Many EEOs previously served as explosive ordnance disposal technicians in the U.S. military.
The goal of the EEO program is to support ATF work in enforcing federal explosives laws and protecting the public from the criminal misuse of explosives.
The Bureau of Alcohol, Tobacco, Firearms and Explosives’ (ATF) explosives enforcement officers (EEO) have unique technical capabilities in explosives and bomb disposal. They render bombs and other destructive devices safe; conduct advanced disassembly procedures in order to preserve and exploit evidence; provide explosive device determinations for criminal prosecutions; and assist with explosives research, development, testing and evaluation.
The goal of the EEO program is to support ATF work in enforcing federal explosives laws and protecting the public from the criminal misuse of explosives. This includes:
- Responding to and assisting with investigations of bombings or attempted bombings within ATF jurisdiction.
- Conducting render safe and advanced disassembly procedures of bombs and destructive devices, and rendering destructive device determinations.
- Assisting with the investigation of explosions and accidents involving explosives operations.
- Providing explosives training to other local, state and federal law enforcement agencies in their area of expertise and other related aspects of explosive handling and destruction.
Following Criminal Investigator Training Program, EEOs are required to take the following courses: Post-Blast Investigation Techniques, Chemistry of Pyrotechnics, Advanced Explosives Disposal Techniques, Advanced Explosives Investigation Training, Advanced Improvised Explosive Device Disablement (AIEDD) at the Naval School Explosive Ordnance Disposal (NAVSCOLEOD) and other internationally available courses. They also attend the Hazardous Devices School at Redstone Arsenal in Huntsville, Ala.
EEOs are ATF certified explosives specialists who assist ATF special agents and state, local, and other federal law enforcement agencies in explosive-related investigations and provide expert courtroom testimony in support of these investigations. They are the primary technical advisors and support within ATF on matters involving destructive devices.
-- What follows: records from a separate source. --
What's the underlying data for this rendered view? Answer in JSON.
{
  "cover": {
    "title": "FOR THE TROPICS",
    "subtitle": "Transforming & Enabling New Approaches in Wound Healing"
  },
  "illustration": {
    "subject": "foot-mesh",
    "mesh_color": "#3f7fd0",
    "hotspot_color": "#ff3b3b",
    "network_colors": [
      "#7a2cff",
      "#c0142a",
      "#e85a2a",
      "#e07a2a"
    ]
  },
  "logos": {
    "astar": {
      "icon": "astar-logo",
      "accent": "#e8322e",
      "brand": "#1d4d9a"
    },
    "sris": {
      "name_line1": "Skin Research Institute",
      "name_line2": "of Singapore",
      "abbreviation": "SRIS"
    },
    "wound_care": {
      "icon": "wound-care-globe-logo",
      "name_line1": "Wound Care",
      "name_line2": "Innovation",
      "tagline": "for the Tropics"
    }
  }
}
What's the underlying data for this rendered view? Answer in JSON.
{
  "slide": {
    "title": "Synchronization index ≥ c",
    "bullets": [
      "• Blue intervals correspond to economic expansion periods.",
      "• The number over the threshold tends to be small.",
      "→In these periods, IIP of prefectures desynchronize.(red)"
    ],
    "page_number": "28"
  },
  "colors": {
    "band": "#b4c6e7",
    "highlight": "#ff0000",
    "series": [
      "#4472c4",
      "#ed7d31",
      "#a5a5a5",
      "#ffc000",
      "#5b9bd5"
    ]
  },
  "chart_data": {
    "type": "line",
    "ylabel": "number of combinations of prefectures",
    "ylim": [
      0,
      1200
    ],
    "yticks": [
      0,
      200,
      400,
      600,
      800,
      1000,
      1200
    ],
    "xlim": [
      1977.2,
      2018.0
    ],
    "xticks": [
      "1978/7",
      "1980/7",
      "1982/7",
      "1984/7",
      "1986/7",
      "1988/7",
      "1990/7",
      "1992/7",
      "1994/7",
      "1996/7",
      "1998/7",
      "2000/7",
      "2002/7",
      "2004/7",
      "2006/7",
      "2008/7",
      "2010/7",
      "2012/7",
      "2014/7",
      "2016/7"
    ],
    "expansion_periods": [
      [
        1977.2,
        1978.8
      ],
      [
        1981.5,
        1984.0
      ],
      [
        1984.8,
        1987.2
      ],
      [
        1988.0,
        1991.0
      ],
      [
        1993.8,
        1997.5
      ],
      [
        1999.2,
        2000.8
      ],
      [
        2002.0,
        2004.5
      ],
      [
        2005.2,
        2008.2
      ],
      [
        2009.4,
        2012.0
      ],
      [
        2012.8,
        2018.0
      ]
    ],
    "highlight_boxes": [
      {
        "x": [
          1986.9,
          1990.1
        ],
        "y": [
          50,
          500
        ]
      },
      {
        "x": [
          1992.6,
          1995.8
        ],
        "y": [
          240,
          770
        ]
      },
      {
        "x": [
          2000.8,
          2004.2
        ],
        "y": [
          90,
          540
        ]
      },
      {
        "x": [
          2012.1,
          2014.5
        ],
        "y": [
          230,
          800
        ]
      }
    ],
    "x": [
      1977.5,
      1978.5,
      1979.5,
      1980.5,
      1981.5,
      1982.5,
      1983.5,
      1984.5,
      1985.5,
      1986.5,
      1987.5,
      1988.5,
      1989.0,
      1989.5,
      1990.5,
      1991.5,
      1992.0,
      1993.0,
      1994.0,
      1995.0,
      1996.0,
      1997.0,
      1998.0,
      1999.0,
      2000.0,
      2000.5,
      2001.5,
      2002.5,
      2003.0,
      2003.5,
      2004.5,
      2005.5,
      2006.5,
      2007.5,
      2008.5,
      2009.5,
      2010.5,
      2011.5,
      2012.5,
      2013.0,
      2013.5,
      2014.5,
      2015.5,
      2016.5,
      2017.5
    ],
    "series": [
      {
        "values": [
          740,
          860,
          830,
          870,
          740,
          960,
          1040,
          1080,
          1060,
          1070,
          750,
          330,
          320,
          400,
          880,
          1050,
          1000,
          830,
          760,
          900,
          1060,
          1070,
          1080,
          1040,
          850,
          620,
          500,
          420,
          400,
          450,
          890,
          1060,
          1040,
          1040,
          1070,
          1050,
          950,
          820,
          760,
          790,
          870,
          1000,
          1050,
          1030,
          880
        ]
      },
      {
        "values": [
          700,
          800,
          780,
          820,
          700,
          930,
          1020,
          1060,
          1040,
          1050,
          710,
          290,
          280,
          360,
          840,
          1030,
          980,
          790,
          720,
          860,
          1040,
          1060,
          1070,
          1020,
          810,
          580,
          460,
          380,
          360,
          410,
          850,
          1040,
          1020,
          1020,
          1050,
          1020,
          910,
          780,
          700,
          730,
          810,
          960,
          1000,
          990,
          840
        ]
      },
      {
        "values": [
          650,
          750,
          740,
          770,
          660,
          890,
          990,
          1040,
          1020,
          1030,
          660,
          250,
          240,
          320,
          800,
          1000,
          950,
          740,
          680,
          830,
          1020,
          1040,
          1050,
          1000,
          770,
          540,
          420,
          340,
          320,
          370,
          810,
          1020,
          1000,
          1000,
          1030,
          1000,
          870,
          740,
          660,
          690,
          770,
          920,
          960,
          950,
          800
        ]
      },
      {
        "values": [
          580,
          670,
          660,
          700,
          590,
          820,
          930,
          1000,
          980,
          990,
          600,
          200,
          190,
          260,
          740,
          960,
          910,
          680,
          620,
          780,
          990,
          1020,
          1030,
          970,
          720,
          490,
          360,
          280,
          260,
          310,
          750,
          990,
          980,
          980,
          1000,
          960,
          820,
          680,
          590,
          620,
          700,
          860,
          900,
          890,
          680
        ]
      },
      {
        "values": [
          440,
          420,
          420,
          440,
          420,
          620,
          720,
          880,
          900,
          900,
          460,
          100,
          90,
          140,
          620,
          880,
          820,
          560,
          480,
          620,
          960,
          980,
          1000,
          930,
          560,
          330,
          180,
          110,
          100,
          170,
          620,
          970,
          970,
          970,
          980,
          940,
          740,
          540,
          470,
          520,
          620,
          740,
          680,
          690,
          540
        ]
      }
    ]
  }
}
Most EEOs previously served as explosive ordnance disposal (EOD) technicians in the U.S. military, where they received extensive specialized explosives and bomb disposal training. On average, EEOs have16 years of experience in the bomb disposal field prior to their employment by ATF. The agency currently has 19 EEOs stationed throughout the country.
ATF is charged with enforcing the federal explosives and arson laws, which include the National Firearms Act (codified at Title 26, United States Code, Chapter 53); the Organized Crime Control Act of 1970, Title XI; and the Safe Explosives Act of 2002 (codified at Title 18, United States Code, Chapter 40); and the implementing regulations (codified at Title 27, Code of Federal Regulations, Parts 479 and 555).